Age Numérique : Quelle est votre vision pour la transition numérique de la Côte d’Ivoire à l’horizon 2030 ?

Ibrahim Kalil Konaté :
Notre vision est portée par la Stratégie Nationale de Développement du Numérique qui vise à soutenir la croissance économique, améliorer la qualité des services publics, accroître la compétitivité des entreprises, offrir de nouvelles perspectives socio-économiques à nos populations, et accélérer aussi l’atteinte des Objectifs de Développement Durable (ODD).


Comment positionnez-vous le pays comme un hub numérique régional ?

Effectivement notre ambition est de positionner la Côte d’Ivoire comme un hub numérique régional. Pour ce faire, la transition numérique que nous menons en Côte d’Ivoire est structurée autour d’une vision ambitieuse et d’une stratégie multisectorielle, mobilisant d’importants investissements, mais aussi avec une forte volonté politique.
Cette volonté politique vise à moderniser notre Administration, stimuler l’innovation, ce qui explique notre présence ici à VIVATECH avec plusieurs Startups ivoiriennes.
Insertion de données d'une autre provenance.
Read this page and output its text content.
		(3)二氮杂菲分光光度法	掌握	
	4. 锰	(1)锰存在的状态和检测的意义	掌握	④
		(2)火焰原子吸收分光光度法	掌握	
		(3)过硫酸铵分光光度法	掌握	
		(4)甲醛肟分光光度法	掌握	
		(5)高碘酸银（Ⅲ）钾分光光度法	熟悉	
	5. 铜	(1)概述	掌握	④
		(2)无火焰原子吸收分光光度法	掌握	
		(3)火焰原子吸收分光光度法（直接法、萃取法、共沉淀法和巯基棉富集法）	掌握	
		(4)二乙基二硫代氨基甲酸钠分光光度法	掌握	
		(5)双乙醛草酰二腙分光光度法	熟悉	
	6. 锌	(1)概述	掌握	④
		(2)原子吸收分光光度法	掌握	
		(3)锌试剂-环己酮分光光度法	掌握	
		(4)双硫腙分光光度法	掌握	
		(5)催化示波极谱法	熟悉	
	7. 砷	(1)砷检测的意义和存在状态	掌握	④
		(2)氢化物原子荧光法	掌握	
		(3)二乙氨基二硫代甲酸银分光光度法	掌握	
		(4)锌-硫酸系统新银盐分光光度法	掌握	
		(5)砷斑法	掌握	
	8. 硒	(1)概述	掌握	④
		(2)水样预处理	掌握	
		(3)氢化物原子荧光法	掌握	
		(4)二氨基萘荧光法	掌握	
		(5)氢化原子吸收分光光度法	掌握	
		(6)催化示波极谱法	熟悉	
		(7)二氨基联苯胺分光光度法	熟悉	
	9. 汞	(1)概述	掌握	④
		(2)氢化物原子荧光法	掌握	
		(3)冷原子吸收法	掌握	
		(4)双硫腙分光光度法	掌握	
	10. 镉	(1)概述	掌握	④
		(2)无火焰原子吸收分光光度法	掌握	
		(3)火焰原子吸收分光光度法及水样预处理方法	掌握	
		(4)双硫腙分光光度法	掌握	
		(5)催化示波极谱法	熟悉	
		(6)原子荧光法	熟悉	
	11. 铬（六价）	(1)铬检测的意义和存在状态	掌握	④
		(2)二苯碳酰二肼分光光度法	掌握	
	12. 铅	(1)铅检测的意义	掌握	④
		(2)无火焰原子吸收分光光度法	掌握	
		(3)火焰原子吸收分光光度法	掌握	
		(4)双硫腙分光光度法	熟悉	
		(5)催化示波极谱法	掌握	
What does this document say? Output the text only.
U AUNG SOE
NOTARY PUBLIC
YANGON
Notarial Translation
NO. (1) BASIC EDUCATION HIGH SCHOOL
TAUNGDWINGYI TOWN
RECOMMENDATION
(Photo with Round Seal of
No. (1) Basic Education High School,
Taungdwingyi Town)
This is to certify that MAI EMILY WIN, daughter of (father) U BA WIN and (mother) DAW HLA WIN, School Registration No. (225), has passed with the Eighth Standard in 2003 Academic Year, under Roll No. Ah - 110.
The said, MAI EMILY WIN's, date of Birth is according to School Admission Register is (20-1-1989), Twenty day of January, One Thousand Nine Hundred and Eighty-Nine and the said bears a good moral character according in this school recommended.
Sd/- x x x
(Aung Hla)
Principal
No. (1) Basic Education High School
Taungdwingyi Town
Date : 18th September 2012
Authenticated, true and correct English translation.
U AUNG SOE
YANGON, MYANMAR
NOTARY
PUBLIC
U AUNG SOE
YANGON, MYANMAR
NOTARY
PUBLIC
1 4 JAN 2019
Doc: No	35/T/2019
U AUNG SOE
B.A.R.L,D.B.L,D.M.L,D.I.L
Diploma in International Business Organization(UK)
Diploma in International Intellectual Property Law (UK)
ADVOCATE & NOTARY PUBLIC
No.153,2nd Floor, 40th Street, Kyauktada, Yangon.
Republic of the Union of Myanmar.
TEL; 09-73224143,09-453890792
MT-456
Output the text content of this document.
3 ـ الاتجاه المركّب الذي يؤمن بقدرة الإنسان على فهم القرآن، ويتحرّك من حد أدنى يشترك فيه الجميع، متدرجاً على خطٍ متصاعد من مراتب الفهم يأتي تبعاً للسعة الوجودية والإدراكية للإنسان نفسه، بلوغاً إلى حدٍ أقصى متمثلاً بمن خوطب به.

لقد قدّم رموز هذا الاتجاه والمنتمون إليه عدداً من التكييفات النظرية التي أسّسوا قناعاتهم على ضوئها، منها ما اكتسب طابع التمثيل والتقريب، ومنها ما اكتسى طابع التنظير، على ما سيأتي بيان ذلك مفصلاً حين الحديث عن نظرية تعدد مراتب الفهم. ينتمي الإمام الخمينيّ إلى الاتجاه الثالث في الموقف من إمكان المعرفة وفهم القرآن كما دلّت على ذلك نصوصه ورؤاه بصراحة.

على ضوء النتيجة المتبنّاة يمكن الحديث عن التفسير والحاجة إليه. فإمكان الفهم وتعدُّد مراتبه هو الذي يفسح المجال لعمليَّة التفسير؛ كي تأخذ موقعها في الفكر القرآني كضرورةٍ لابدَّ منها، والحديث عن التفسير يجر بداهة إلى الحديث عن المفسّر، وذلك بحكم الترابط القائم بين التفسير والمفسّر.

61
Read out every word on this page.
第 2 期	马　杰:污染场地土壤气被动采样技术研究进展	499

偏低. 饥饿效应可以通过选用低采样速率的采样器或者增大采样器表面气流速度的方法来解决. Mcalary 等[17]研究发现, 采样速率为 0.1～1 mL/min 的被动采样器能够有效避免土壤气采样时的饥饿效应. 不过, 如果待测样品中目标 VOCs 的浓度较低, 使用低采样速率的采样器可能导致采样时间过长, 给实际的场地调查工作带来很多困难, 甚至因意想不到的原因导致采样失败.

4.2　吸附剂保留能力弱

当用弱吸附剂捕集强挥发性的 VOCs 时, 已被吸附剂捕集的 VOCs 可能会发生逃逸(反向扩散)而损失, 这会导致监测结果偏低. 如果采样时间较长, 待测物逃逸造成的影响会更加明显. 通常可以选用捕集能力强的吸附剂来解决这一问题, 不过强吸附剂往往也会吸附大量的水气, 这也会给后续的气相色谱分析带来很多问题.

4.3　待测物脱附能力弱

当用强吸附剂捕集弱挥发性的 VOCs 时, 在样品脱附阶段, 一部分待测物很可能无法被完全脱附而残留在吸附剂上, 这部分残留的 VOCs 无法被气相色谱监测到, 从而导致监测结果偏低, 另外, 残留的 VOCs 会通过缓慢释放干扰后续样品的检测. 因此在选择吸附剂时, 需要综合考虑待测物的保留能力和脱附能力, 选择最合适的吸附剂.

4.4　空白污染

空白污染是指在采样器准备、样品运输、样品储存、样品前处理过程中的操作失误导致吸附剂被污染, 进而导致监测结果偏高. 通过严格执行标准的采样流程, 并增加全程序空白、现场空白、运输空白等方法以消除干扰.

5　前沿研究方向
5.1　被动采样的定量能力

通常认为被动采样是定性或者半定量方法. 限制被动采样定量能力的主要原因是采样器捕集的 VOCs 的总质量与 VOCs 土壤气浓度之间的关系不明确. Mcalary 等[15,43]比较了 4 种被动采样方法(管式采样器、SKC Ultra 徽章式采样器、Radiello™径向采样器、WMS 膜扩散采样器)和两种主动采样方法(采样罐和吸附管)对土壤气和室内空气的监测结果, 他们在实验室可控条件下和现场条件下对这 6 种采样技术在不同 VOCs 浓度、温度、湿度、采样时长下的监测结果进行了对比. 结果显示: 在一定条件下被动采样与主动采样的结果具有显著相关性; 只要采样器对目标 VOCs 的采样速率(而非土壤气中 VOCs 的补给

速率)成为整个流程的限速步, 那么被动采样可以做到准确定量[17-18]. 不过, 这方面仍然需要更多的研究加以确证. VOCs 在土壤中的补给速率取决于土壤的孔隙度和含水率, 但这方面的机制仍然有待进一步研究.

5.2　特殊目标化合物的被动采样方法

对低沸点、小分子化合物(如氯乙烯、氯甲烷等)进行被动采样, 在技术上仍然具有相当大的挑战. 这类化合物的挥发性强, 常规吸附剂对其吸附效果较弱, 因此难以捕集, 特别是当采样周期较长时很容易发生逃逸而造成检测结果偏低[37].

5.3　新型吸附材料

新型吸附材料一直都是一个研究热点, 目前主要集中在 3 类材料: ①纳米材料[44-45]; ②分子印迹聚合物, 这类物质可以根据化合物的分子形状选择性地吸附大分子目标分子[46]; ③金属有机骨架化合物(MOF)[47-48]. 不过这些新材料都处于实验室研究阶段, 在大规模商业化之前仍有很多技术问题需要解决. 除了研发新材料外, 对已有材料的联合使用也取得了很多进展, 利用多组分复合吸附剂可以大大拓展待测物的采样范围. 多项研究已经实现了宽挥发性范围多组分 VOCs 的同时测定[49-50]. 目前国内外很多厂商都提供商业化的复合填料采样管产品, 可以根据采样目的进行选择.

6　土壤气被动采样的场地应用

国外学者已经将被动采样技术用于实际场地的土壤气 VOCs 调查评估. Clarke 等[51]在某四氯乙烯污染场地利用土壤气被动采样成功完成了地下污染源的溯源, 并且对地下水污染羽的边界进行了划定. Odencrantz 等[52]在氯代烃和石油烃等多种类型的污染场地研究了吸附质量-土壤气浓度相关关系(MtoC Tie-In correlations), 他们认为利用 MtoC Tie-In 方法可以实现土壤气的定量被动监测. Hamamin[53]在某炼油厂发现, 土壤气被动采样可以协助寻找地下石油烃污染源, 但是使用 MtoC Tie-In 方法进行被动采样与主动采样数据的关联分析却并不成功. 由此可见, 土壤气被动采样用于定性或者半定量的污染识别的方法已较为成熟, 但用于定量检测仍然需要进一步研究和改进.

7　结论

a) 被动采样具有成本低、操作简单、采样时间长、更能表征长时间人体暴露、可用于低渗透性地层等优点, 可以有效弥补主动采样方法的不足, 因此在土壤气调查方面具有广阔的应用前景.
Mais pour parvenir à un véritable hub numérique régional, nous travaillons aussi sur le renforcement de la cybersécurité, avec la création récente de l’ANSSI et son opérationnalisation en cours, et nous mettons un accent particuliers sur le développement des compétences numériques afin de garantir une inclusion numérique pour tous nos concitoyens et toutes les populations vivant sur notre territoire national.


Initiatives clés

Pouvez-vous détailler les grandes lignes de la Stratégie Nationale du Numérique (SNCI 2025) ?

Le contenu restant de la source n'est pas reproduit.